Jenifer Shannon, a lecturer in electrical engineering, is another FLC member who has seen success from applying ideas discussed during the group’s meetings. She began developing strategies to incorporate interactive online materials to her lecture content including using Kaltura for video editing, interactive video quizzes, and providing students with more time in the lab.

"The diversity of our members' academic backgrounds contributes to an exciting and fruitful FLC group,” Shannon said. “We bounce our ideas off each other and offer encouragement and suggestions.”

Thanks to the FLC and support from Mengel, Pfeifer Reitz has implemented a more formal way for students to use Zoom to enhance their listening skills.
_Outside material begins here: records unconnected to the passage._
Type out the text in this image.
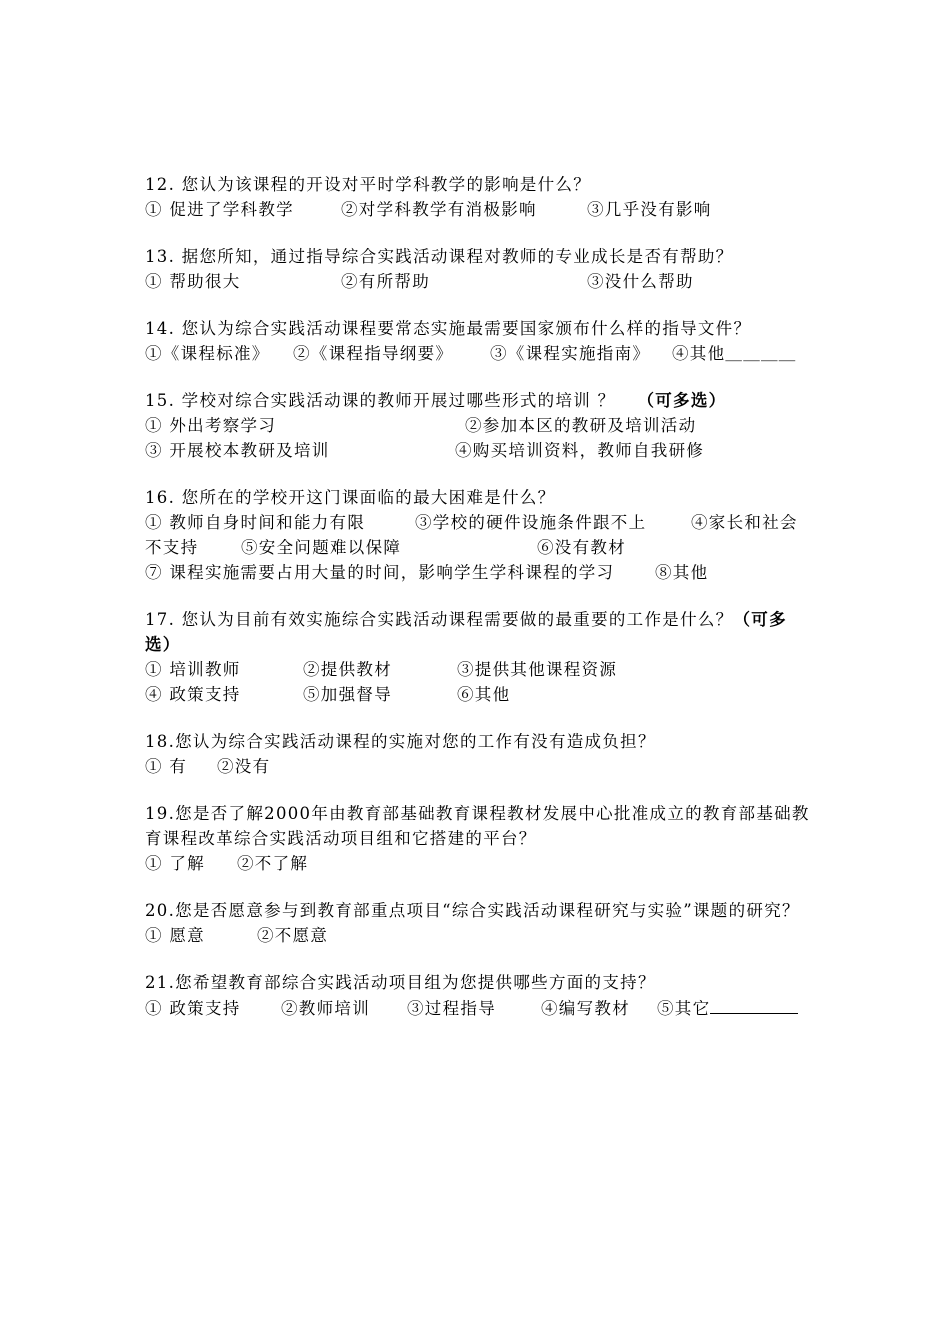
12. 您认为该课程的开设对平时学科教学的影响是什么？
① 促进了学科教学	②对学科教学有消极影响	③几乎没有影响
13. 据您所知，通过指导综合实践活动课程对教师的专业成长是否有帮助？
① 帮助很大	②有所帮助	③没什么帮助
14. 您认为综合实践活动课程要常态实施最需要国家颁布什么样的指导文件？
①《课程标准》 ②《课程指导纲要》 ③《课程实施指南》 ④其他＿＿＿＿
15. 学校对综合实践活动课的教师开展过哪些形式的培训 ？ （可多选）
① 外出考察学习	②参加本区的教研及培训活动
③ 开展校本教研及培训	④购买培训资料，教师自我研修
16. 您所在的学校开这门课面临的最大困难是什么？
① 教师自身时间和能力有限	③学校的硬件设施条件跟不上	④家长和社会
不支持	⑤安全问题难以保障	⑥没有教材
⑦ 课程实施需要占用大量的时间，影响学生学科课程的学习 ⑧其他
17. 您认为目前有效实施综合实践活动课程需要做的最重要的工作是什么？（可多选）
① 培训教师	②提供教材	③提供其他课程资源
④ 政策支持	⑤加强督导	⑥其他
18.您认为综合实践活动课程的实施对您的工作有没有造成负担？
① 有 ②没有
19.您是否了解2000年由教育部基础教育课程教材发展中心批准成立的教育部基础教育课程改革综合实践活动项目组和它搭建的平台？
① 了解 ②不了解
20.您是否愿意参与到教育部重点项目“综合实践活动课程研究与实验”课题的研究？
① 愿意	②不愿意
21.您希望教育部综合实践活动项目组为您提供哪些方面的支持？
① 政策支持 ②教师培训 ③过程指导	④编写教材 ⑤其它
She has introduced a “persuasive Zoom review” into her classes, where students deliver persuasive speeches, watch each other’s speeches, then hold recorded meetings through Zoom to give each other feedback.

Afterward, Pfeifer Reitz evaluates their Zoom reviews based upon how well they met the requirements of the assignment. Each student is required to provide feedback on their partner’s speech, consider the feedback and ask two to three follow-up questions, and the entire Zoom meeting should be four to five minutes, with two to two and a half minutes allocated per student. 

Pfeifer Reitz said, "FLC groups like these are invaluable. The concept of the 'critical friend'—developing collegial relationships, encouraging reflective practice, and rethinking process together—helps make all of us better at what we do in our own classrooms.”